Summary: The liver also creates a protein that circulates in the blood called albumin. Patients with severe chronic disease of the liver, such as the hepatitis C virus, have low albumin levels. This does not determine if they have hepatitis C, rather it gives information on whether the liver is producing this protein. If the levels are off, this determines an issue with the liver.

Bilirubin

The last one is a product that comes as a waste when the red blood cells break down (37). The liver uses this waste by processing it on its way to be excreted in the stool. When checking the bilirubin, tests can show elevated bilirubin blood levels in cases where the bile flow is impaired (38). The thing is, bilirubin also flows through the bile ducts and it is actually dissolved in the bile.

When the bile flow is impaired, the patient may be suffering from a liver, gallbladder or bile system disease (39).
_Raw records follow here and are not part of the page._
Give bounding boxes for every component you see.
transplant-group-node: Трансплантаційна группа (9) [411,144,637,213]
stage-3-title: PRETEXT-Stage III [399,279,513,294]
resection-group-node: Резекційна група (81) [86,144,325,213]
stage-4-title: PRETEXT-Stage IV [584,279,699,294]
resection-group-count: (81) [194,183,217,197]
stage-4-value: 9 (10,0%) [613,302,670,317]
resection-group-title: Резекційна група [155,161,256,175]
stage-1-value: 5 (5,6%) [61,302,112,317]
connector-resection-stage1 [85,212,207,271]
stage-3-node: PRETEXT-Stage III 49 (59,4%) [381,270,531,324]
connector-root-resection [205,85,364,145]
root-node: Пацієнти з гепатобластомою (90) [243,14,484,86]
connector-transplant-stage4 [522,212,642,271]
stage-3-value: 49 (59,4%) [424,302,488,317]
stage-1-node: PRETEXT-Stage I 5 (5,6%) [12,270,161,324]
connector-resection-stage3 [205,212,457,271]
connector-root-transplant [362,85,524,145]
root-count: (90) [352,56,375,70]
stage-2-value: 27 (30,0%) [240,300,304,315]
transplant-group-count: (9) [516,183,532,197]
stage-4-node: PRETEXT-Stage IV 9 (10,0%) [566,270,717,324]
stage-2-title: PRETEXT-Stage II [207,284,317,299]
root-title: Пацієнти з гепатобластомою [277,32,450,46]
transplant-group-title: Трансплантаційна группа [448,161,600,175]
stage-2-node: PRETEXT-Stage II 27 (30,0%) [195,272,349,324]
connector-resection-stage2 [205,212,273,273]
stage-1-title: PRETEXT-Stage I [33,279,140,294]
In cases where the bilirubin is high, the person may develop jaundice and have yellow skin (40).

Summary: When red blood cells break down, bilirubin is a waste product. Bilirubin levels can be elevated in cases where the bile flow is impaired. Bilirubin can also flow through the bile ducts and dissolve in the bile. So if bile flow is impaired, the patient could be suffering from liver, gallbladder, or bile system issues. Jaundice or yellow skin is a side effect of elevated bilirubin levels.

When Should You Call the Doctor?

If you are diagnosed with hepatitis C, there are several cases where you should immediately get a medical consult. These cases are:

  • When you are having hallucinations
  • When you are extremely confused
  • When you are vomiting blood
  • When you have rectum bleeding

Who Can Diagnose Hepatitis C?

If you think you may have been infected with the virus, the first thing you need to do is consult a doctor. You can take a home test for hepatitis C, but the best way to make sure that you do not have the infection is by consulting a specialist. People who can diagnose you with hepatitis C are:

  • Your family physician
  • Pediatrician
  • Physician assistant
  • Specialist for infectious diseases
  • Internist
  • Gastroenterologist
  • Nurse practitioner
  • Hepatologist
  • Gynecologist

Not treating the hepatitis C infection is a dangerous thing and it is best to take things under control immediately. In some cases, people who are infected with the disease terminate it with treatment, while in others, this condition turns into a chronic one. Considering that there are often no symptoms at the beginning, it is best that you immediately check for infection if you suspect that you may have been infected with hepatitis C.